Her yıl sonu yağan 10’luk, 50’lik, 100’lük albüm listelerine bakarken gözlerim dolu dolu olur, “Say bakalım bu yılın en iyi 10 albümünü” dense aklına en çok dinlediği 2 albümden başka bir şey gelmeyecek biri olarak yetersiz hafızamdan utanırdım. Neyse ki bu yıl radyo programı için düzenli tuttuğum notlarım ve liste insanlarına katılma hevesim var. Yine de 20’den 1’e sıralayamıyorum albümleri. 13. ile 14. arasındaki farkın inceliği beni saatlerce meşgul edebilir çünkü. Onun yerine numara vermeden, kronolojik sıraya göre gittim. Her liste gibi bunun da son derece kişisel olduğunun altını çizerek, işte 2013’ün en tontiş 20 albümü:
My Bloody Valentine – m b v
80’lerin sonu, 90’ların başında efektlere bulanmış gitarlar, hülyalı vokaller ve akışkan ses dalgalarıyla shoegaze’e can veren My Bloody Valentine, hala milyonlarca kişinin zihninde dönen 1991 tarihli albümleri Loveless’tan 22 yıl sonra yeni bir albüm yayınladı. Albümdeki şarkıların yarısı 90’larda kaydedilmişti. Böyle araya bir nesil girdikten sonra gelen albümler beni korkutuyor. m b v dinleyici için elbette tanıdık bir alan ama beni geçmişin konforlu ve ölü yastıklarına gömmedi. Grubun müziği hala nefes alıyor. Hatta bayağı sağlam ciğerleri. Hırıltı bile yok.
Foals – Holy Fire
Single’ları Inhaler ve My Number geçtiğimiz yıl yayınlandığı için 2013 listelerinde kolay gözden kaçabilecek bir albüm Foals’un üçüncü işi Holy Fire. Her zaman yazı çağrıştıran, parmak uçlarında dans ediyormuş gibi duyulan kendine özgü gitar sound’uyla Foals 2010’ların mühim isimlerinden. Holy Fire da baştan sona harika şarkılarla dolu. Her biri birer festival marşı.
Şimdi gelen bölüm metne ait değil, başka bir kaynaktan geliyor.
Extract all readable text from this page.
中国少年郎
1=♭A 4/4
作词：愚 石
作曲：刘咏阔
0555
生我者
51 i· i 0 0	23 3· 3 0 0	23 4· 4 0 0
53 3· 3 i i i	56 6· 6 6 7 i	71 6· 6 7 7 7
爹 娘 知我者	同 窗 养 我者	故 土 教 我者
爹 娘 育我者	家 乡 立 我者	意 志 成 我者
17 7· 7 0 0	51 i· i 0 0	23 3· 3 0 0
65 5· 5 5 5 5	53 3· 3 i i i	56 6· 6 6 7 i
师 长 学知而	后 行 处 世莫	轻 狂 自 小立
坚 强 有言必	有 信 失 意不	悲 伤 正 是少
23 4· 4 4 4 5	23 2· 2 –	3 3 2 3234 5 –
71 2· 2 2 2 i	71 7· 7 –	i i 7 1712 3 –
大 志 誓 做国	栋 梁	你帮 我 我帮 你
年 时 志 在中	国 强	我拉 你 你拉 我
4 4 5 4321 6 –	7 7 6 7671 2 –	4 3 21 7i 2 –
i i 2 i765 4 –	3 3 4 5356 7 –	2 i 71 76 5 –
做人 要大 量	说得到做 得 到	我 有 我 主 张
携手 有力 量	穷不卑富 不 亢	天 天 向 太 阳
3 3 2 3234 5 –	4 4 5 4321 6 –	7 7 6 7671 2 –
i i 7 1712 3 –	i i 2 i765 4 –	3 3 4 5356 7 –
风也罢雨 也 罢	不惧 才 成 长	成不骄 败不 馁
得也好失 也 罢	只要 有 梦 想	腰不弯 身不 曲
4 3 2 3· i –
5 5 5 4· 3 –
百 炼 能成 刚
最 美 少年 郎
Nick Cave & The Bad Seeds – Push The Sky Away
Yılın albümü deyince aklıma ilk gelen ve en uzun kalan, Push The Sky Away. Baştan sona, sondan başa, soldan sağa ezberlediğim, konserde binlerce insanla birlikte söylediğim şarkılar. Yaşadığımız yılda olması gerektiği gibi karanlık ve çıplaklıkla anlatılan ilişkiler, hiçbir yerde, hiç kimsede teselli bulamama hissi. Her duyguya sızan, her düşünceyi bulandıran şiddet. Neyse ki rock ‘n’ roll burada. Tutunulacak dal.
Atoms For Peace – AMOK
Thom Yorke, Radiohead için bir prodüktörden öte olan Nigel Godrich, Flea, davulcu Joey Waronker ve perküsyoncu Mauro Refosco (buradaki RHCP konserinde izledik kendisini) 2009’dan beri Atom For Peace. Bu yıl bir de albüm çıkardılar. Hadiseye dahil olan isimlerin uyandırdığı heyecanın hakkını veriyor AMOK. Dans da ettirir, rakı da içirtir, hayata dair kararlar da verdirir. Joker.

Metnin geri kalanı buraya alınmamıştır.